Gannett rejects public takeover bid for Digital First Media, owned by hedge funds
In recent years, Gannett has sought to expand its digital footprint to complement its traditional print offerings. The Wall Street Journal announced last month that Gannett was considering an acquisition of Gizmodo Media Group, publisher of websites like Deadspin and Jezebel.

On Wednesday, in anticipation of Gannett's financial results report, MNG added further pressure by launching a website:

MNG urged Gannett's shareholders to "demand answers to unanswered questions" about the company's recent actions and its way forward.

Among the questions suggested to shareholders by MNG: "Why did you reject MNG's offer and refuse their request to extend the term of appointment of directors even before meeting MNG, rather than engage in good faith to satisfy your fiduciary obligations to shareholders? "

In his own statement on Wednesday, Gannett called the criticism "merely a new attempt by MNG to distract attention from the fact that his unsolicited proposal to acquire Gannett is not credible".

"Gannett's board is confident that Gannett has significant value creation potential to continue to implement the company's digital transformation and USA TODAY NETWORK strategy," the statement said. "Given Gannett's operational expertise, our drive to evolve our business model and our unwavering commitment to remain a reliable source of information, Gannett is well positioned to grow the company and its valuable assets." for the benefit of Gannett's shareholders and the communities we serve. "

Dickey preempted such a review at the top of a call with analysts Wednesday.
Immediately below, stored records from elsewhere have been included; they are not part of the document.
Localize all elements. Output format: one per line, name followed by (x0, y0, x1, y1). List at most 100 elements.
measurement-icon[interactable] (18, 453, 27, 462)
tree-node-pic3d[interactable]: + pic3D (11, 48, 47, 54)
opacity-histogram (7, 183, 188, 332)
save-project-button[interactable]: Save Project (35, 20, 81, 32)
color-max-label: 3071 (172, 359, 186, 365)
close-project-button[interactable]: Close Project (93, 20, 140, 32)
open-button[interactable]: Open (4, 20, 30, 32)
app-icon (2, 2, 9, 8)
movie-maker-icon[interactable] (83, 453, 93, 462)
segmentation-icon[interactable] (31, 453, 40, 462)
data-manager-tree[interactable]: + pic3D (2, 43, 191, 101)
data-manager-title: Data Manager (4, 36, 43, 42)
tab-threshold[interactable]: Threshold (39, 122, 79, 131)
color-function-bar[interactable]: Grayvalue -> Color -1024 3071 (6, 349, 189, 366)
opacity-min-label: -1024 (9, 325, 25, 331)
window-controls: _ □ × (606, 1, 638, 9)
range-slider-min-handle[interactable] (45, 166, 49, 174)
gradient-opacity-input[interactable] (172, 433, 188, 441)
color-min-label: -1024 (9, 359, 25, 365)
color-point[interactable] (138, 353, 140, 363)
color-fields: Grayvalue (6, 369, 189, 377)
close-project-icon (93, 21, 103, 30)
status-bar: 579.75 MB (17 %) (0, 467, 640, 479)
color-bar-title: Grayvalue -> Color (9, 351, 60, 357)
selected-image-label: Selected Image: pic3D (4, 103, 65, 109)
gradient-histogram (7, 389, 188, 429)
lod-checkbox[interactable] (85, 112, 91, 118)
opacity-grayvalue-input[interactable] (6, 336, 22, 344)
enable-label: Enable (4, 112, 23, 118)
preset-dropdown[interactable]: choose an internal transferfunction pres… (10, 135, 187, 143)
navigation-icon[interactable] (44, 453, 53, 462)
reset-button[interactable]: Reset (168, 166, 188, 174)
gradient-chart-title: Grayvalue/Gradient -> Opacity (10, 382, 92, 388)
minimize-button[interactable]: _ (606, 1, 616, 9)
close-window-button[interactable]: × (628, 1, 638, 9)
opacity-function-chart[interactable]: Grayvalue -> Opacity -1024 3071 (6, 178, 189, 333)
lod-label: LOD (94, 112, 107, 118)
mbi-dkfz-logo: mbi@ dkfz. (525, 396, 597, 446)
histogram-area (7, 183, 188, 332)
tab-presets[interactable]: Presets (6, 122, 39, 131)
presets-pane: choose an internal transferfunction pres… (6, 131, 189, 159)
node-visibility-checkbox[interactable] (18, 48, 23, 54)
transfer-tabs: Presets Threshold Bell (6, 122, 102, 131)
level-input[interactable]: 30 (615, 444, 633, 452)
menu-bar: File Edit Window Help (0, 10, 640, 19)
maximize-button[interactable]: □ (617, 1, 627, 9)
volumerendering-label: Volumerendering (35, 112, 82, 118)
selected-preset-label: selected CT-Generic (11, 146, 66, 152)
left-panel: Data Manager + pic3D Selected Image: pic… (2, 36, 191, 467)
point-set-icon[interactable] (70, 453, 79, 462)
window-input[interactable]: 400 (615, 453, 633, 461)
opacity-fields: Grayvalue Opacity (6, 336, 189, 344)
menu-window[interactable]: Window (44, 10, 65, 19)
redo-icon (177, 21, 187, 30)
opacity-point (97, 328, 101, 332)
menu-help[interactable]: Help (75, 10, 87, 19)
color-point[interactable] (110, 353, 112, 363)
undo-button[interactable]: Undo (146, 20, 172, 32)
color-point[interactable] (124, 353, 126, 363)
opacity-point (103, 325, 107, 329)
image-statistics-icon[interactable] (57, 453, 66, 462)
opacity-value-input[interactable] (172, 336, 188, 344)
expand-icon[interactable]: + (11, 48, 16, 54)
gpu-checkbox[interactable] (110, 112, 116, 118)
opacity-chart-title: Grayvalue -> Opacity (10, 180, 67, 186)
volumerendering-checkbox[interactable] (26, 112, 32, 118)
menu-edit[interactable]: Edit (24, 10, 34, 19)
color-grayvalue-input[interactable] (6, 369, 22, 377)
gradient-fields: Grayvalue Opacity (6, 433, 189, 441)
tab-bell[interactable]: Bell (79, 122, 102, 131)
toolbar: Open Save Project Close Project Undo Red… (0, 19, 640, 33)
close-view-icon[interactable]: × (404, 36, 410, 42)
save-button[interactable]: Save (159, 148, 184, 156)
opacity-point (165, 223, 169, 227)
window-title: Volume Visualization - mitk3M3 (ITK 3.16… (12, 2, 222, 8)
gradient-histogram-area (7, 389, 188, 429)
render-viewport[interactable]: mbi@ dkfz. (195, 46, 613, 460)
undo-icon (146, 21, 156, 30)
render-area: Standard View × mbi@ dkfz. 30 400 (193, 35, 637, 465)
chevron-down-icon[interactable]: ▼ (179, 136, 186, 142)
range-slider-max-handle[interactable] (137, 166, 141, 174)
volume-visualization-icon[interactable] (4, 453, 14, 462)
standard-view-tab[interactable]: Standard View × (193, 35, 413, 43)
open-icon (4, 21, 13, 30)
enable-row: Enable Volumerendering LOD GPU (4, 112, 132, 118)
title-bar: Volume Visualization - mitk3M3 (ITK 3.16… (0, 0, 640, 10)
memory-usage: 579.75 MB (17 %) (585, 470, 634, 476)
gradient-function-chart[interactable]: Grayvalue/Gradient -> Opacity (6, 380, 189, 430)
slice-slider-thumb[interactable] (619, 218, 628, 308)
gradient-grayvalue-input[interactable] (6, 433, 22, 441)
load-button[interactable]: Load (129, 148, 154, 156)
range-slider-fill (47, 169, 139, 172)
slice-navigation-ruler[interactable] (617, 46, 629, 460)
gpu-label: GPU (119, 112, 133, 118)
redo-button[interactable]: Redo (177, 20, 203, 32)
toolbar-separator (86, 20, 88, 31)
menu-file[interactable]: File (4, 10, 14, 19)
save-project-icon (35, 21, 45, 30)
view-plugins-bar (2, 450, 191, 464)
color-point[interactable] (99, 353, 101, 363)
He stated that at a meeting between the two parties on February 7, MNG "again failed to provide concrete answers to the fundamental questions regarding its ability to finance and close the proposed transaction. ".

Dickey said that he would not comment beyond that. But he has used much of his time to highlight Gannett's progress in the digital realm, perhaps a subtle rebuke to MNG's recommendation to stop investing in the field.

Dickey assured attendees that Gannett would be "disciplined in our use of capital". But he is also committed to continuing the "digital transformation" of the company.